Altered modes of cAMP signalling at PTHR1. Structurally distinct PTH and PTHrP ligands can bind preferentially to two different high affinity receptor conformations, R⁰ and R^G, and thereby induce different modes of Gα_S-mediated cAMP signalling (inset, lower panel). R^G-selective ligands (for example PTHrP) induce transient cAMP responses that are derived from signalling complexes localized at the plasma membrane, whereas R⁰-selective ligands (for example certain PTH analogues^,) can also induce prolonged cAMP responses that are derived from complexes associated within endosomes. The internalized signalling complexes contain β-arrestin, which promotes, rather than terminates cAMP signalling by activating ERK1/2, leading to the inhibition of PDE4 enzymes. Termination of endosomal signalling correlates with an exchange at the complex of β-arrestin for retromer sorting proteins, and is promoted by vATPase-mediated vesicle acidification. The vATPases are activated by cAMP-dependent PKA, and thereby establish a negative feedback loop. PTHR1 activation of cAMP signalling that differs in duration and location of origin within the cell provides a potential mechanism for ligand-directed diversification of cellular responses.^– Abbreviations: ERK1/2, extracellular signal-regulated protein kinase 1/2; PDE4, phosphodiesterase 4; PKA, protein kinase A; PTH, parathyroid hormone; PTHR1, PTH/PTHrP type 1 receptor; PTHrP, parathyroid hormone-related protein; R⁰, G-protein-independent conformational state; R^G, G-protein-dependent conformational state; vATPase, vacuolar H⁺-ATPase.

Figure 2

Distinct mechanisms of prolonged PTH analogue action in vivo.

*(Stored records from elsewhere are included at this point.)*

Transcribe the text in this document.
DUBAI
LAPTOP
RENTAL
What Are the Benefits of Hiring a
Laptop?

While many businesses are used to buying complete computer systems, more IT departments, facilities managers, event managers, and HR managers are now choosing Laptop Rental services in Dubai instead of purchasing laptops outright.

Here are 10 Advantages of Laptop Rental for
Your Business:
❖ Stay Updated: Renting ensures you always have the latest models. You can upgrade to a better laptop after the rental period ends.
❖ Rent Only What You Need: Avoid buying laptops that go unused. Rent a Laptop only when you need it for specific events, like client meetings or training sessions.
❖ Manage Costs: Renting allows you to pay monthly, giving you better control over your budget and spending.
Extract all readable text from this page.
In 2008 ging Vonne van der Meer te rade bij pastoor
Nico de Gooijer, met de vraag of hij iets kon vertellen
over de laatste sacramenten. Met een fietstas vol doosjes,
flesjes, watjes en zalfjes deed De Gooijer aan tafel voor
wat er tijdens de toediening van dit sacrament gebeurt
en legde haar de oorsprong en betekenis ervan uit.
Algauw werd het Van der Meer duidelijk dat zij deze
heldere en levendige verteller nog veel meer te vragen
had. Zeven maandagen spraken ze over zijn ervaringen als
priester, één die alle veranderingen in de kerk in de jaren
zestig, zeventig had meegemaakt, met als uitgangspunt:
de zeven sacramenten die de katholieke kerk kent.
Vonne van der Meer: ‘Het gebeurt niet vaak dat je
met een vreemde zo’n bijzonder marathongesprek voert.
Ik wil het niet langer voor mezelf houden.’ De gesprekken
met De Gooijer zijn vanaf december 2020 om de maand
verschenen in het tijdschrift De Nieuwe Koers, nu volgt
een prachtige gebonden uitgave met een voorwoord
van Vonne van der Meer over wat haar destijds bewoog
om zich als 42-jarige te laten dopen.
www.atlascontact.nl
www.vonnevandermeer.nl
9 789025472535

Both the receptor conformation-selective PTH analogue, M-PTH(1–34), and the backbone-modified, stabilized PTH analogue, D6, stimulate prolonged calcaemic responses when injected into mice as compared with unmodified PTH(1–34), but the underlying mechanisms are distinct, as reflected by markedly different pharmacokinetic profiles. Injection with either a | M-PTH(1–34) or c | D6 results in an increase in blood Ca²⁺ concentrations that persists longer than the response induced by an identical dose of PTH(1–34); however, b | M-PTH(1–34) disappears more rapidly from the bloodstream than does PTH(1–34) (intravenous injection), whereas d | D6 disappears more slowly than does PTH(1–34) (subcutaneous injection). These results can best be explained by the capacity of M-PTH(1–34) to bind in a pseudo-irreversible fashion to a specific PTHR1 conformation (R⁰) in target cells, and to an enhanced resistance of D6 to degradation by systemic proteases. Blood concentrations of PTH ligands were determined by cAMP-based bioassays; data are means ± SEM. Abbreviations: D6, backbone-modified PTH analogue; M–PTH(1–34), modified parathyroid hormone (1–34); PTH, parathyroid hormone; PTHR1, PTH/PTHrP type 1 receptor; PTHrP, parathyroid hormone-related protein; R⁰, G-protein-independent conformational state. Panels a and b modified with permission from The National Academy of Sciences © Okazaki, M. et al. Proc. Natl Acad. Sci. USA 105, 16525–16530 (2008). Panels c and d modified with permission from NPG © Cheloha, R. W. et al. Nat. Biotech. 32, 653–655 (2014).